What Is the Token Bucket Algorithm?
The token bucket is a rate limiting algorithm that models request capacity as a bucket filled with tokens. Each API request consumes one token. Tokens refill at a fixed rate over time. When the bucket is empty, further requests are rejected until tokens regenerate.
The key advantage over simpler algorithms is that it explicitly supports bursting: a client that has been idle accumulates tokens up to the bucket's maximum capacity, and can then spend that stockpile in a rapid burst before being throttled.
How It Works
Imagine a bucket with a capacity of 100 tokens. Tokens are added at a rate of 10 per second. When a request arrives:
- Check how many tokens have accumulated since the last request.
- If there is at least 1 token available, allow the request and deduct 1 token.
- If the bucket is empty, reject the request with HTTP
429 Too Many Requests.
bucket_capacity = 100 tokens
refill_rate = 10 tokens/second
time=0s: bucket = 100 (full)
→ send 100 requests instantly — all succeed, bucket = 0
time=1s: bucket = 10 (refilled)
→ send 10 requests — all succeed, bucket = 0
time=2s: bucket = 10
→ send 15 requests — 10 succeed, 5 rejected (429)
Token Bucket vs. Other Algorithms
| Algorithm | Burst Allowed | Complexity | Smoothness |
|---|---|---|---|
| Fixed Window | Yes (boundary spikes) | Low | Poor |
| Sliding Window | Limited | Medium | Good |
| Token Bucket | Yes (controlled) | Medium | Good |
| Leaky Bucket | No | Medium | Excellent |
- Fixed window resets the counter at the start of each minute, allowing double the rate at window boundaries (end of minute N + start of minute N+1).
- Leaky bucket enforces a perfectly smooth output rate — requests drip out at a fixed pace regardless of arrival pattern. No bursting is allowed.
- Token bucket strikes the best balance for most APIs: it smooths out the sustained rate while accommodating legitimate bursts from idle clients.
Implementation in Redis
Token bucket state is typically stored in Redis for distributed systems, where multiple API server instances share the same rate limit per API key:
import Redis from "ioredis";
const redis = new Redis();
async function consumeToken(apiKeyId: string, capacity: number, refillRate: number): Promise<boolean> {
const now = Date.now() / 1000; // seconds
const key = `rate:${apiKeyId}`;
const [tokens, lastRefill] = await redis.hmget(key, "tokens", "last_refill");
const storedTokens = parseFloat(tokens ?? String(capacity));
const storedLastRefill = parseFloat(lastRefill ?? String(now));
// Calculate how many tokens to add since last refill
const elapsed = now - storedLastRefill;
const newTokens = Math.min(capacity, storedTokens + elapsed * refillRate);
if (newTokens < 1) {
// Not enough tokens — reject
return false;
}
// Consume one token and persist state
await redis.hmset(key, {
tokens: String(newTokens - 1),
last_refill: String(now),
});
await redis.expire(key, 3600);
return true;
}
How KnowledgeSDK Uses Token Buckets
KnowledgeSDK applies token bucket rate limiting per API key (knowledgesdk_live_*). Your plan tier determines:
- Bucket capacity — the maximum burst size (e.g., 50 requests for Starter, 200 for Pro).

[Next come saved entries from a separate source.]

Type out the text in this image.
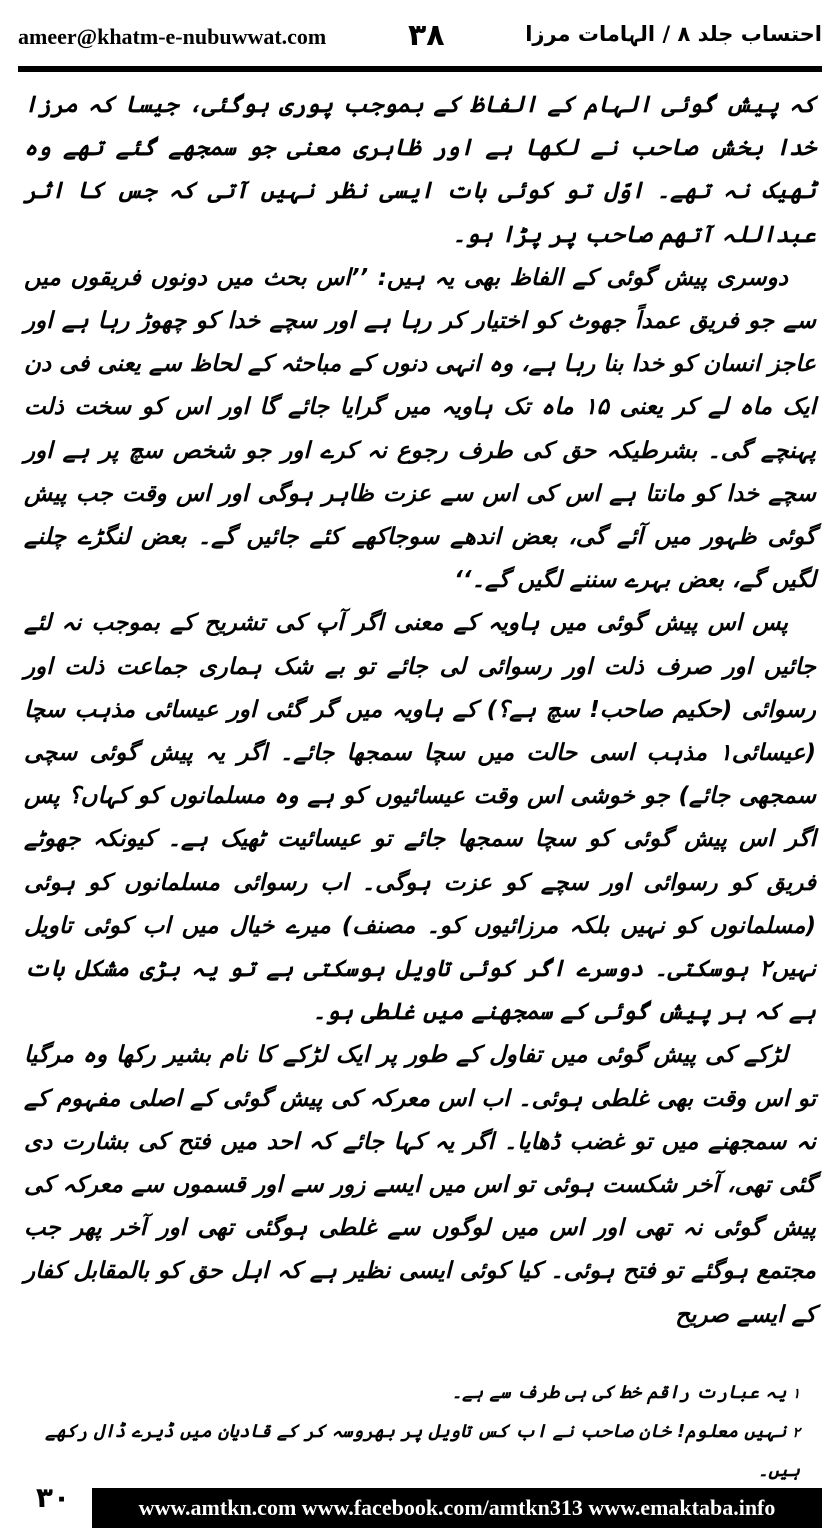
ameer@khatm-e-nubuwwat.com	۳۸	احتساب جلد ۸ / الہامات مرزا

کہ پیش گوئی الہام کے الفاظ کے بموجب پوری ہوگئی، جیسا کہ مرزا خدا بخش صاحب نے لکھا ہے اور ظاہری معنی جو سمجھے گئے تھے وہ ٹھیک نہ تھے۔ اوّل تو کوئی بات ایسی نظر نہیں آتی کہ جس کا اثر عبداللہ آتھم صاحب پر پڑا ہو۔

دوسری پیش گوئی کے الفاظ بھی یہ ہیں: ’’اس بحث میں دونوں فریقوں میں سے جو فریق عمداً جھوٹ کو اختیار کر رہا ہے اور سچے خدا کو چھوڑ رہا ہے اور عاجز انسان کو خدا بنا رہا ہے، وہ انہی دنوں کے مباحثہ کے لحاظ سے یعنی فی دن ایک ماہ لے کر یعنی ۱۵ ماہ تک ہاویہ میں گرایا جائے گا اور اس کو سخت ذلت پہنچے گی۔ بشرطیکہ حق کی طرف رجوع نہ کرے اور جو شخص سچ پر ہے اور سچے خدا کو مانتا ہے اس کی اس سے عزت ظاہر ہوگی اور اس وقت جب پیش گوئی ظہور میں آئے گی، بعض اندھے سوجاکھے کئے جائیں گے۔ بعض لنگڑے چلنے لگیں گے، بعض بہرے سننے لگیں گے۔‘‘

پس اس پیش گوئی میں ہاویہ کے معنی اگر آپ کی تشریح کے بموجب نہ لئے جائیں اور صرف ذلت اور رسوائی لی جائے تو بے شک ہماری جماعت ذلت اور رسوائی (حکیم صاحب! سچ ہے؟) کے ہاویہ میں گر گئی اور عیسائی مذہب سچا (عیسائی۱ مذہب اسی حالت میں سچا سمجھا جائے۔ اگر یہ پیش گوئی سچی سمجھی جائے) جو خوشی اس وقت عیسائیوں کو ہے وہ مسلمانوں کو کہاں؟ پس اگر اس پیش گوئی کو سچا سمجھا جائے تو عیسائیت ٹھیک ہے۔ کیونکہ جھوٹے فریق کو رسوائی اور سچے کو عزت ہوگی۔ اب رسوائی مسلمانوں کو ہوئی (مسلمانوں کو نہیں بلکہ مرزائیوں کو۔ مصنف) میرے خیال میں اب کوئی تاویل نہیں۲ ہوسکتی۔ دوسرے اگر کوئی تاویل ہوسکتی ہے تو یہ بڑی مشکل بات ہے کہ ہر پیش گوئی کے سمجھنے میں غلطی ہو۔

لڑکے کی پیش گوئی میں تفاول کے طور پر ایک لڑکے کا نام بشیر رکھا وہ مرگیا تو اس وقت بھی غلطی ہوئی۔ اب اس معرکہ کی پیش گوئی کے اصلی مفہوم کے نہ سمجھنے میں تو غضب ڈھایا۔ اگر یہ کہا جائے کہ احد میں فتح کی بشارت دی گئی تھی، آخر شکست ہوئی تو اس میں ایسے زور سے اور قسموں سے معرکہ کی پیش گوئی نہ تھی اور اس میں لوگوں سے غلطی ہوگئی تھی اور آخر پھر جب مجتمع ہوگئے تو فتح ہوئی۔ کیا کوئی ایسی نظیر ہے کہ اہل حق کو بالمقابل کفار کے ایسے صریح

۱یہ عبارت راقم خط کی ہی طرف سے ہے۔

۲نہیں معلوم! خان صاحب نے اب کس تاویل پر بھروسہ کر کے قادیان میں ڈیرے ڈال رکھے ہیں۔

۳۰	www.amtkn.com www.facebook.com/amtkn313 www.emaktaba.info
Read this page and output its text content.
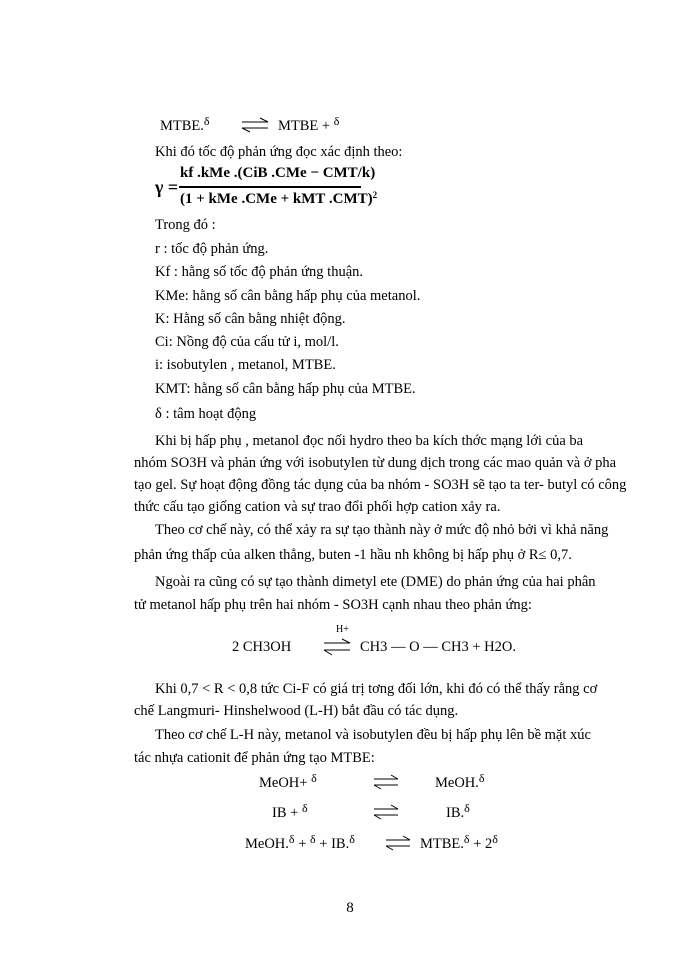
MTBE.$^\delta$ ⇌ MTBE + $^\delta$
Khi đó tốc độ phản ứng đọc xác định theo:
γ =
kf .kMe .(CiB .CMe − CMT/k)
(1 + kMe .CMe + kMT .CMT)$^2$
Trong đó :
r : tốc độ phản ứng.
Kf : hằng số tốc độ phản ứng thuận.
KMe: hằng số cân bằng hấp phụ của metanol.
K: Hằng số cân bằng nhiệt động.
Ci: Nồng độ của cấu tử i, mol/l.
i: isobutylen , metanol, MTBE.
KMT: hằng số cân bằng hấp phụ của MTBE.
δ : tâm hoạt động
Khi bị hấp phụ , metanol đọc nối hydro theo ba kích thớc mạng lới của ba
nhóm SO3H và phản ứng với isobutylen từ dung dịch trong các mao quản và ở pha
tạo gel. Sự hoạt động đồng tác dụng của ba nhóm - SO3H sẽ tạo ta ter- butyl có công
thức cấu tạo giống cation và sự trao đổi phối hợp cation xảy ra.
Theo cơ chế này, có thể xảy ra sự tạo thành này ở mức độ nhỏ bởi vì khả năng
phản ứng thấp của alken thẳng, buten -1 hầu nh không bị hấp phụ ở R≤ 0,7.
Ngoài ra cũng có sự tạo thành dimetyl ete (DME) do phản ứng của hai phân
tử metanol hấp phụ trên hai nhóm - SO3H cạnh nhau theo phản ứng:
2 CH3OH
H+
⇌ CH3 — O — CH3 + H2O.
Khi 0,7 < R < 0,8 tức Ci-F có giá trị tơng đối lớn, khi đó có thể thấy rằng cơ
chế Langmuri- Hinshelwood (L-H) bắt đầu có tác dụng.
Theo cơ chế L-H này, metanol và isobutylen đều bị hấp phụ lên bề mặt xúc
tác nhựa cationit để phản ứng tạo MTBE:
MeOH+ $^\delta$	MeOH.$^\delta$
IB + $^\delta$	IB.$^\delta$
MeOH.$^\delta$ + $^\delta$ + IB.$^\delta$ ⇌ MTBE.$^\delta$ + $2^\delta$
8
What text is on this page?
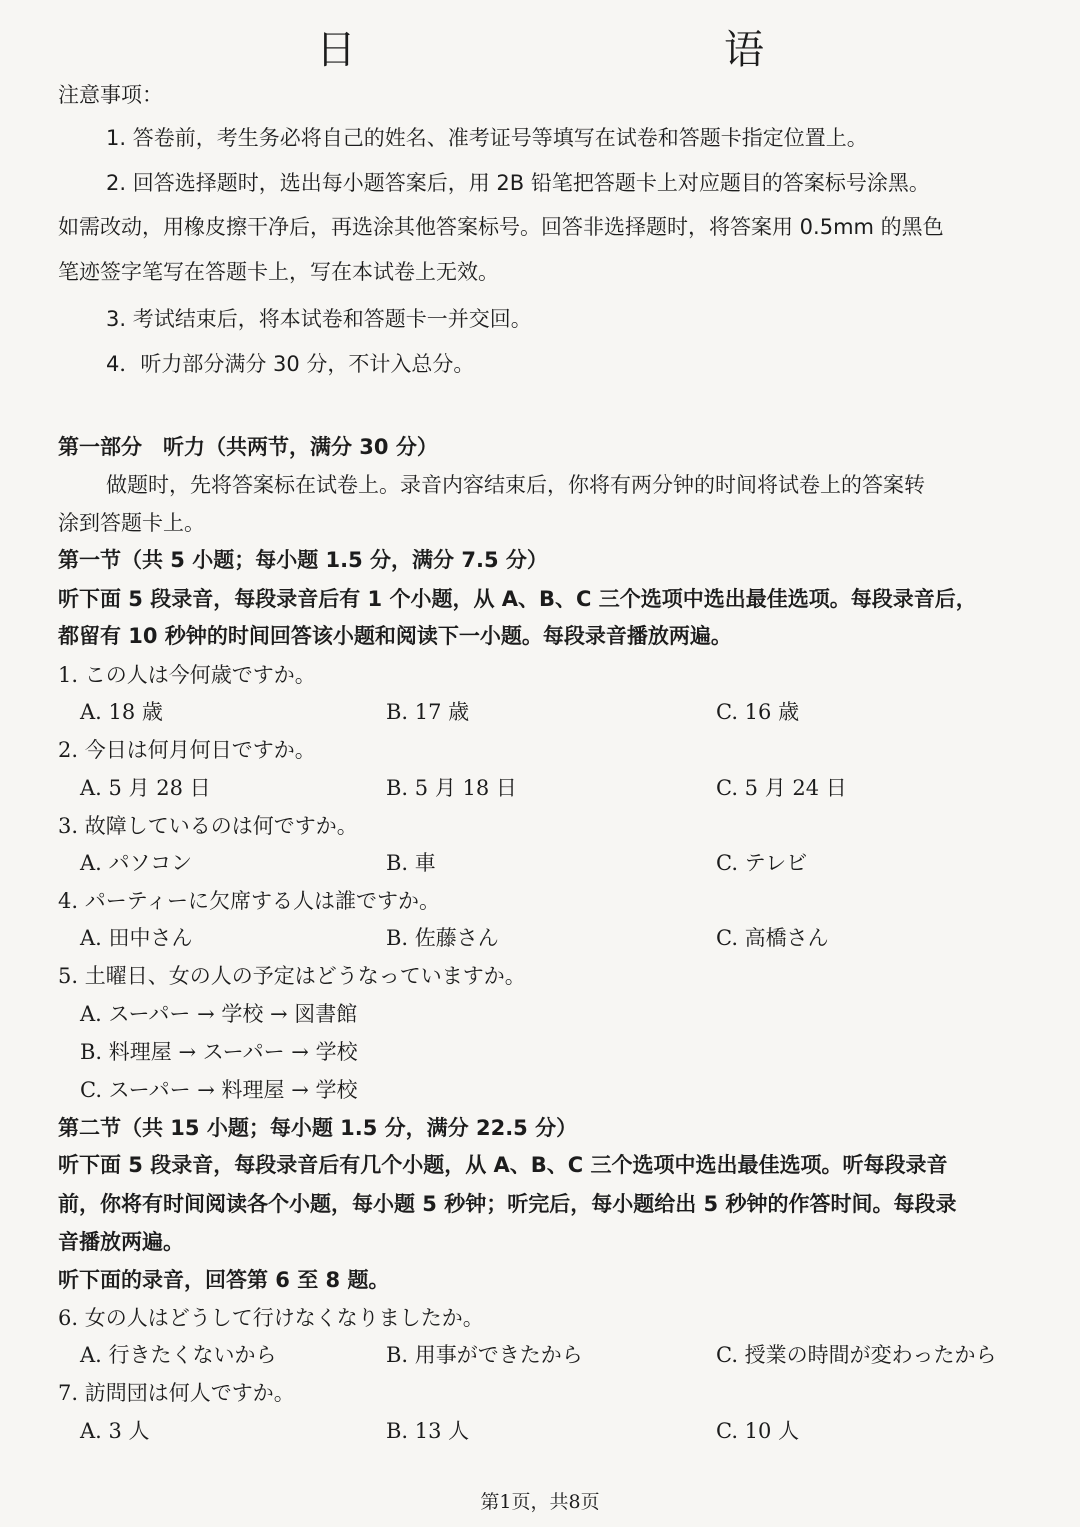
日　　语
注意事项：
1. 答卷前，考生务必将自己的姓名、准考证号等填写在试卷和答题卡指定位置上。
2. 回答选择题时，选出每小题答案后，用 2B 铅笔把答题卡上对应题目的答案标号涂黑。
如需改动，用橡皮擦干净后，再选涂其他答案标号。回答非选择题时，将答案用 0.5mm 的黑色
笔迹签字笔写在答题卡上，写在本试卷上无效。
3. 考试结束后，将本试卷和答题卡一并交回。
4．听力部分满分 30 分，不计入总分。
第一部分　听力（共两节，满分 30 分）
做题时，先将答案标在试卷上。录音内容结束后，你将有两分钟的时间将试卷上的答案转
涂到答题卡上。
第一节（共 5 小题；每小题 1.5 分，满分 7.5 分）
听下面 5 段录音，每段录音后有 1 个小题，从 A、B、C 三个选项中选出最佳选项。每段录音后，
都留有 10 秒钟的时间回答该小题和阅读下一小题。每段录音播放两遍。
1. この人は今何歳ですか。
A. 18 歳	B. 17 歳	C. 16 歳
2. 今日は何月何日ですか。
A. 5 月 28 日	B. 5 月 18 日	C. 5 月 24 日
3. 故障しているのは何ですか。
A. パソコン	B. 車	C. テレビ
4. パーティーに欠席する人は誰ですか。
A. 田中さん	B. 佐藤さん	C. 高橋さん
5. 土曜日、女の人の予定はどうなっていますか。
A. スーパー → 学校 → 図書館
B. 料理屋 → スーパー → 学校
C. スーパー → 料理屋 → 学校
第二节（共 15 小题；每小题 1.5 分，满分 22.5 分）
听下面 5 段录音，每段录音后有几个小题，从 A、B、C 三个选项中选出最佳选项。听每段录音
前，你将有时间阅读各个小题，每小题 5 秒钟；听完后，每小题给出 5 秒钟的作答时间。每段录
音播放两遍。
听下面的录音，回答第 6 至 8 题。
6. 女の人はどうして行けなくなりましたか。
A. 行きたくないから	B. 用事ができたから	C. 授業の時間が変わったから
7. 訪問団は何人ですか。
A. 3 人	B. 13 人	C. 10 人
第1页，共8页
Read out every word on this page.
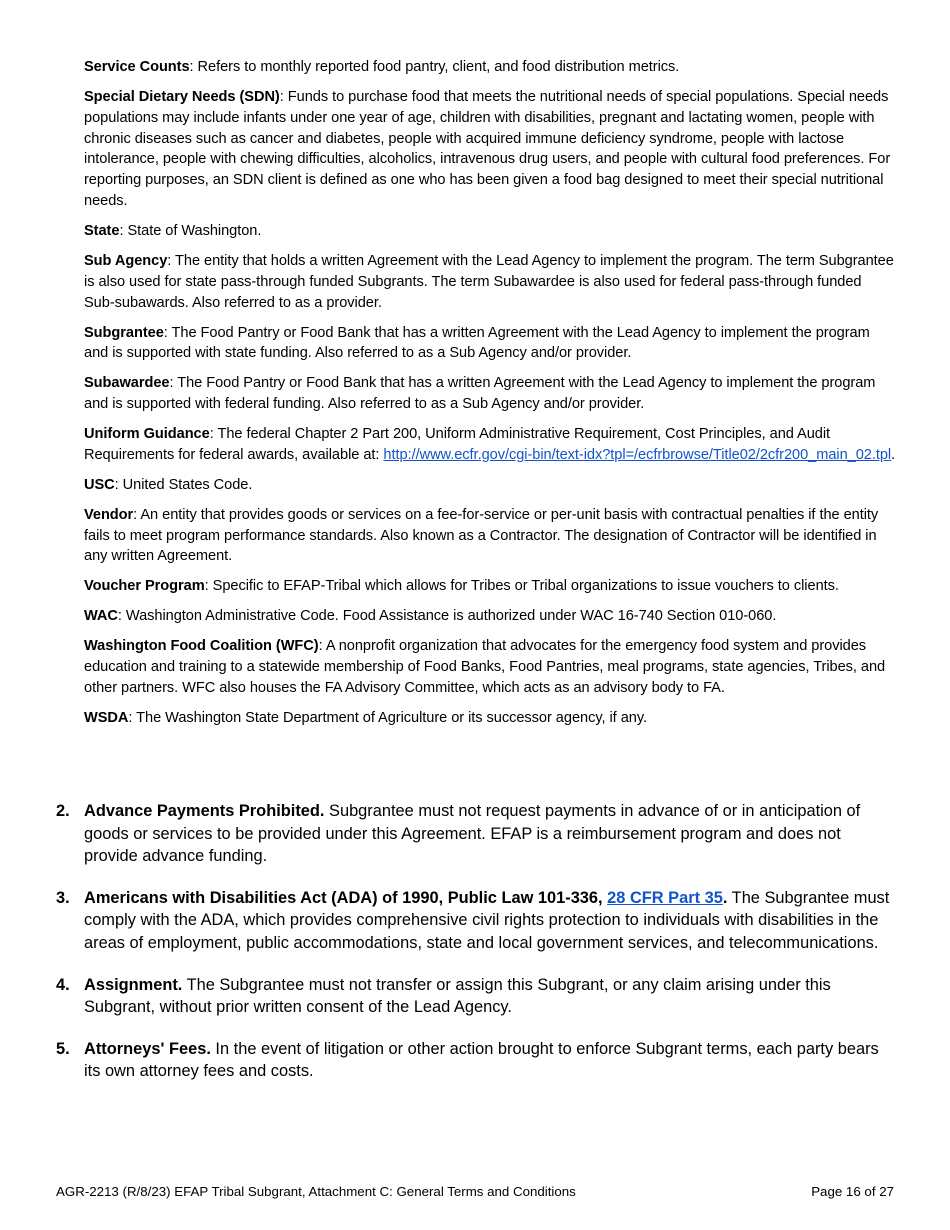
Service Counts: Refers to monthly reported food pantry, client, and food distribution metrics.

Special Dietary Needs (SDN): Funds to purchase food that meets the nutritional needs of special populations. Special needs populations may include infants under one year of age, children with disabilities, pregnant and lactating women, people with chronic diseases such as cancer and diabetes, people with acquired immune deficiency syndrome, people with lactose intolerance, people with chewing difficulties, alcoholics, intravenous drug users, and people with cultural food preferences. For reporting purposes, an SDN client is defined as one who has been given a food bag designed to meet their special nutritional needs.

State: State of Washington.

Sub Agency: The entity that holds a written Agreement with the Lead Agency to implement the program. The term Subgrantee is also used for state pass-through funded Subgrants. The term Subawardee is also used for federal pass-through funded Sub-subawards. Also referred to as a provider.

Subgrantee: The Food Pantry or Food Bank that has a written Agreement with the Lead Agency to implement the program and is supported with state funding. Also referred to as a Sub Agency and/or provider.

Subawardee: The Food Pantry or Food Bank that has a written Agreement with the Lead Agency to implement the program and is supported with federal funding. Also referred to as a Sub Agency and/or provider.

Uniform Guidance: The federal Chapter 2 Part 200, Uniform Administrative Requirement, Cost Principles, and Audit Requirements for federal awards, available at: http://www.ecfr.gov/cgi-bin/text-idx?tpl=/ecfrbrowse/Title02/2cfr200_main_02.tpl.

USC: United States Code.

Vendor: An entity that provides goods or services on a fee-for-service or per-unit basis with contractual penalties if the entity fails to meet program performance standards. Also known as a Contractor. The designation of Contractor will be identified in any written Agreement.

Voucher Program: Specific to EFAP-Tribal which allows for Tribes or Tribal organizations to issue vouchers to clients.

WAC: Washington Administrative Code. Food Assistance is authorized under WAC 16-740 Section 010-060.

Washington Food Coalition (WFC): A nonprofit organization that advocates for the emergency food system and provides education and training to a statewide membership of Food Banks, Food Pantries, meal programs, state agencies, Tribes, and other partners. WFC also houses the FA Advisory Committee, which acts as an advisory body to FA.

WSDA: The Washington State Department of Agriculture or its successor agency, if any.

2. Advance Payments Prohibited. Subgrantee must not request payments in advance of or in anticipation of goods or services to be provided under this Agreement. EFAP is a reimbursement program and does not provide advance funding.
3. Americans with Disabilities Act (ADA) of 1990, Public Law 101-336, 28 CFR Part 35. The Subgrantee must comply with the ADA, which provides comprehensive civil rights protection to individuals with disabilities in the areas of employment, public accommodations, state and local government services, and telecommunications.
4. Assignment. The Subgrantee must not transfer or assign this Subgrant, or any claim arising under this Subgrant, without prior written consent of the Lead Agency.
5. Attorneys' Fees. In the event of litigation or other action brought to enforce Subgrant terms, each party bears its own attorney fees and costs.
AGR-2213 (R/8/23) EFAP Tribal Subgrant, Attachment C: General Terms and Conditions	Page 16 of 27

- Refill rate — the sustained average (e.g., 5 requests/second for Starter).
This means if your application has been idle overnight and then kicks off a batch extraction job in the morning, it can submit a rapid burst of POST /v1/extract/async requests before the limiter engages — without needing artificial delays between calls.
Client-Side Token Bucket
You can implement a client-side token bucket to self-throttle before hitting server limits:
class TokenBucket {
private tokens: number;
private lastRefill: number;
constructor(
private capacity: number,
private refillRate: number // tokens per ms
) {
this.tokens = capacity;
this.lastRefill = Date.now();
}
async consume(): Promise<void> {
const now = Date.now();
const elapsed = now - this.lastRefill;
this.tokens = Math.min(this.capacity, this.tokens + elapsed * this.refillRate);
this.lastRefill = now;
if (this.tokens < 1) {
const waitMs = (1 - this.tokens) / this.refillRate;
await new Promise((r) => setTimeout(r, waitMs));
this.tokens = 0;
} else {
this.tokens -= 1;
}
}
}
// Allow bursts up to 20, sustained at 5 RPS
const bucket = new TokenBucket(20, 5 / 1000);
for (const url of urls) {
await bucket.consume(); // self-throttle before each request
submitExtractionJob(url);
}
This pattern prevents your client from triggering server-side 429 errors in the first place.